Irwin Pizor, a veteran film distribution executive, died May 7 of heart failure in Boca Raton, Fla. He was 80.
Born and reared in Hollywood, Pizor worked as a child actor in silent films before his family relocated to New York City.
In the late 1930s Pizor joined his father’s company, Imperial Pictures, which produced features in Hollywood and distributed British films in the United States.
In 1945, Pizor left his father’s company and worked as an engineer for the CBS radio network on such programs as “The Arthur Godfrey Show.”
After leaving CBS, Pizor re-joined his father in an executive sales capacity for Lippert Prods.
In 1957, following the death of his father, Pizor took over the reins of Screen Guild Prods. and also acted as executive producer of an upcoming film that was to have starred Mario Lanza.
When Lanza died, singer Tony Dali was cast in the lead, but Pizor’s international partners refused to accept a substitute star and the film was shelved.
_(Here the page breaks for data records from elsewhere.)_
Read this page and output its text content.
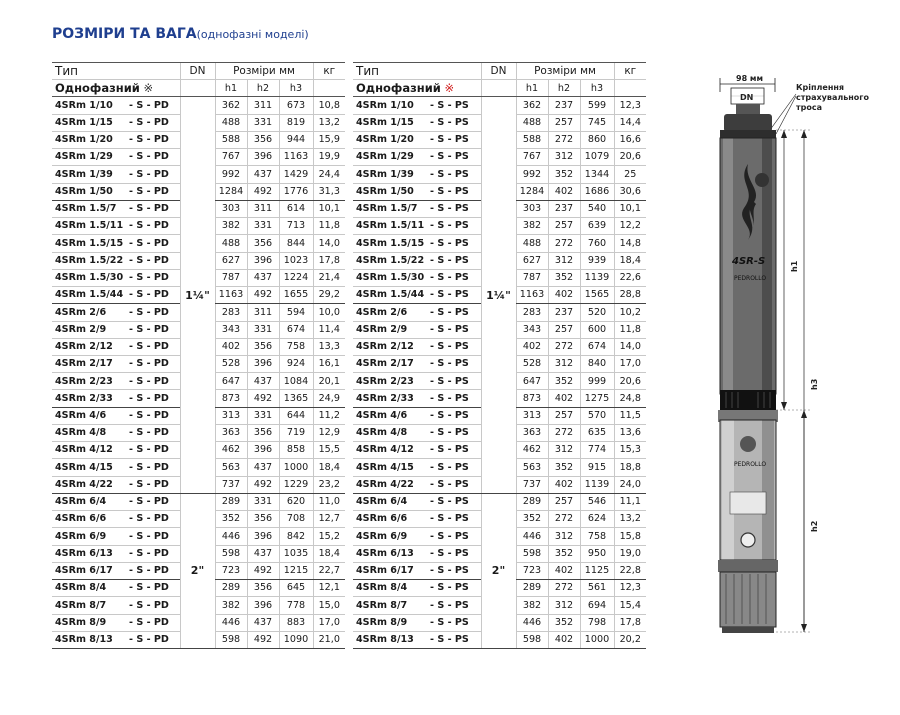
РОЗМІРИ ТА ВАГА(однофазні моделі)
Тип	DN	Розміри мм			кг
Однофазний ※		h1	h2	h3	
4SRm 1/10 - S - PD	1¼"	362	311	673	10,8
4SRm 1/15 - S - PD		488	331	819	13,2
4SRm 1/20 - S - PD		588	356	944	15,9
4SRm 1/29 - S - PD		767	396	1163	19,9
4SRm 1/39 - S - PD		992	437	1429	24,4
4SRm 1/50 - S - PD		1284	492	1776	31,3
4SRm 1.5/7 - S - PD		303	311	614	10,1
4SRm 1.5/11 - S - PD		382	331	713	11,8
4SRm 1.5/15 - S - PD		488	356	844	14,0
4SRm 1.5/22 - S - PD		627	396	1023	17,8
4SRm 1.5/30 - S - PD		787	437	1224	21,4
4SRm 1.5/44 - S - PD		1163	492	1655	29,2
4SRm 2/6 - S - PD		283	311	594	10,0
4SRm 2/9 - S - PD		343	331	674	11,4
4SRm 2/12 - S - PD		402	356	758	13,3
4SRm 2/17 - S - PD		528	396	924	16,1
4SRm 2/23 - S - PD		647	437	1084	20,1
4SRm 2/33 - S - PD		873	492	1365	24,9
4SRm 4/6 - S - PD		313	331	644	11,2
4SRm 4/8 - S - PD		363	356	719	12,9
4SRm 4/12 - S - PD		462	396	858	15,5
4SRm 4/15 - S - PD		563	437	1000	18,4
4SRm 4/22 - S - PD		737	492	1229	23,2
4SRm 6/4 - S - PD	2"	289	331	620	11,0
4SRm 6/6 - S - PD		352	356	708	12,7
4SRm 6/9 - S - PD		446	396	842	15,2
4SRm 6/13 - S - PD		598	437	1035	18,4
4SRm 6/17 - S - PD		723	492	1215	22,7
4SRm 8/4 - S - PD		289	356	645	12,1
4SRm 8/7 - S - PD		382	396	778	15,0
4SRm 8/9 - S - PD		446	437	883	17,0
4SRm 8/13 - S - PD		598	492	1090	21,0
Тип	DN	Розміри мм			кг
Однофазний ※		h1	h2	h3	
4SRm 1/10 - S - PS	1¼"	362	237	599	12,3
4SRm 1/15 - S - PS		488	257	745	14,4
4SRm 1/20 - S - PS		588	272	860	16,6
4SRm 1/29 - S - PS		767	312	1079	20,6
4SRm 1/39 - S - PS		992	352	1344	25
4SRm 1/50 - S - PS		1284	402	1686	30,6
4SRm 1.5/7 - S - PS		303	237	540	10,1
4SRm 1.5/11 - S - PS		382	257	639	12,2
4SRm 1.5/15 - S - PS		488	272	760	14,8
4SRm 1.5/22 - S - PS		627	312	939	18,4
4SRm 1.5/30 - S - PS		787	352	1139	22,6
4SRm 1.5/44 - S - PS		1163	402	1565	28,8
4SRm 2/6 - S - PS		283	237	520	10,2
4SRm 2/9 - S - PS		343	257	600	11,8
4SRm 2/12 - S - PS		402	272	674	14,0
4SRm 2/17 - S - PS		528	312	840	17,0
4SRm 2/23 - S - PS		647	352	999	20,6
4SRm 2/33 - S - PS		873	402	1275	24,8
4SRm 4/6 - S - PS		313	257	570	11,5
4SRm 4/8 - S - PS		363	272	635	13,6
4SRm 4/12 - S - PS		462	312	774	15,3
4SRm 4/15 - S - PS		563	352	915	18,8
4SRm 4/22 - S - PS		737	402	1139	24,0
4SRm 6/4 - S - PS	2"	289	257	546	11,1
4SRm 6/6 - S - PS		352	272	624	13,2
4SRm 6/9 - S - PS		446	312	758	15,8
4SRm 6/13 - S - PS		598	352	950	19,0
4SRm 6/17 - S - PS		723	402	1125	22,8
4SRm 8/4 - S - PS		289	272	561	12,3
4SRm 8/7 - S - PS		382	312	694	15,4
4SRm 8/9 - S - PS		446	352	798	17,8
4SRm 8/13 - S - PS		598	402	1000	20,2
98 мм
DN
Кріплення
страхувального
троса
4SR-S
PEDROLLO
PEDROLLO
h1
h3
h2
That same year, Pizor’s Buzz Prods., which included Robert L. Lippert, set up shop to make features for 20th Century Fox release, which Lippert’s Associated Producers Inc. was already doing.
Pizor and James Carreras’ Clarion Films Ltd. produced “The Abominable Snowman of the Himalayas” with Peter Cushing and Forrest Tucker. The production of the film led to Carreras producing an entire line of horror films under his Hammer Films banner.
Pizor also established Thor Films Intl. Trust, which purchased all of the assets of two important Italian film companies, Minerva and Excelsa. The purchase included 66 major Italian productions, which Pizor’s firm owned for all international rights.
In 1963, Pizor, Kane W. Lynn and Eddie Romero formed Hemisphere Pictures. The company initially made war films including “Raiders of Leyte Gulf,” “Walls of Hell” and “The Ravagers.” The company eventually made films for U.S. drive-ins, including “Brides of Blood,” “Mad Doctor of Blood Island” and “Beast of Blood.”
Their last production, “Beast of the Yellow Light,” was not released by Hemisphere but became one of the first films released by Roger Corman’s New World Pictures.
After Pizor produced the comedy documentary “Chaplin’s Art of Comedy” in 1965, he left Hemisphere Prods. and joined Independent-Intl. Pictures Corp., which was formed by Sam Sherman and Dan Kennis.
At IIP, Pizor produced “The Naughty Stewardesses,” “Girls for Rent” and “Blazing Stewardesses.”